Para a luta socialista e decolonial hoje, o grito de morte à civilização torna-se imprescindível. É um grito de gerar espanto, em fato, mas é um grito necessário, e somente assim poderemos alcançar um mundo melhor. Lutamos pela morte da civilização, do trabalho, do Estado, do mercado, da monogamia, da propriedade privada, de todas as formas de valor, etc. etc. Se pudéssemos, faríamos uma longa lista daquilo que queremos que pereça, mas, felizmente, encontramos para a construção teleológica e subjetiva dessa luta de destruição e superação destas questões uma palavra: comunismo. O comunismo fracassou no passado, e não foram poucas, mas muitas vezes. Fracassou de novo e de novo, e é provável que ainda vá fracassar mais. No entanto, não vamos desistir de construir o comunismo. Também fracassamos na felicidade e no amor incontáveis vezes, mas não desistimos nem da felicidade e nem do amor. Por isso tomamos o nome de Espartaco: um nome apaixonado e guerreiro. A Revolta de Espartaco fracassou, mas sua luta não morreu, e continuou com a chama da utopia que ainda nos faz lutar por um velho novo mundo.
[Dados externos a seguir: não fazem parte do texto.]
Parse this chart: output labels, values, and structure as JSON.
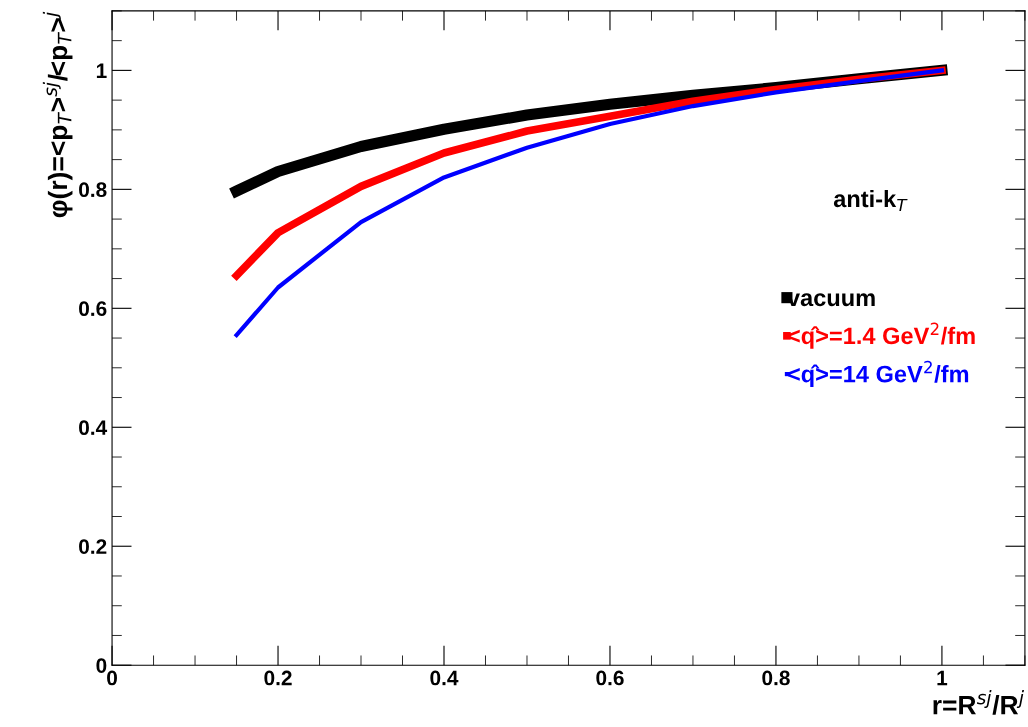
{
  "chart_data": {
    "type": "line",
    "xlabel": "r=R$^{sj}$/R$^{j}$",
    "ylabel": "φ(r)=<p$_{T}$>$^{sj}$/<p$_{T}$>$^{j}$",
    "x": [
      0.15,
      0.2,
      0.3,
      0.4,
      0.5,
      0.6,
      0.7,
      0.8,
      0.9,
      1.0
    ],
    "series": [
      {
        "name": "vacuum",
        "color": "#000000",
        "values": [
          0.797,
          0.83,
          0.872,
          0.901,
          0.925,
          0.943,
          0.958,
          0.971,
          0.986,
          1.0
        ]
      },
      {
        "name": "<q̂>=1.4 GeV$^{2}$/fm",
        "color": "#ff0000",
        "values": [
          0.655,
          0.727,
          0.805,
          0.861,
          0.898,
          0.923,
          0.948,
          0.968,
          0.985,
          1.0
        ]
      },
      {
        "name": "<q̂>=14 GeV$^{2}$/fm",
        "color": "#0000ff",
        "values": [
          0.555,
          0.635,
          0.745,
          0.82,
          0.87,
          0.91,
          0.94,
          0.963,
          0.982,
          1.0
        ]
      }
    ],
    "annotations": [
      "anti-k$_{T}$"
    ],
    "xlim": [
      0,
      1.1
    ],
    "ylim": [
      0,
      1.1
    ],
    "xticks": [
      0,
      0.2,
      0.4,
      0.6,
      0.8,
      1
    ],
    "yticks": [
      0,
      0.2,
      0.4,
      0.6,
      0.8,
      1
    ],
    "legend": "right",
    "grid": false,
    "marker": "none",
    "line_style": "solid"
  }
}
A Insurreição Espartaquista também fracassou e a Liga Espartaco se desfez, mas nem por isso a luta socialista morreu ali. Muito pelo contrário, os espartaquistas alemães ainda nos deram a esperança dum novo mundo a ser alcançado. Temos a perspectiva do fracasso: a luta socialista/comunista é a luta de Espartaco, a luta espartaquista, a luta que fracassou de novo e de novo, mas que, mesmo assim, prossegue até que atinja aquilo que almeja. Disso, para encerrar, trazemos duas conclusões absurdas que, há muito, Camus e Badiou haviam chegado, respectivamente: 1. Que toda revolta é justificada e 2. Que sem terrorismo teórico não se faz revolução. A partir da primeira, devemos dizer que a Espartaco deve ser também um espaço de acolhimento para todos aqueles revoltados contra o sistema, para todos os socialistas que ainda erguem a bandeira da utopia e lutam por ela, na esperança dum futuro melhor. A partir da segunda, que tentaremos, através da Espartaco, fazer o máximo de terrorismo teórico que nos for possível, pois somente assim conseguiremos chegar à revolução. O absurdo das duas afirmações não deve espantar, o que deve espantar é a situação na qual o povo se encontra, e é a partir dela que devemos legitimar e justificar toda revolta e constituir terrorismo teórico.
Revoltados de todo o Brasil, uni-vos!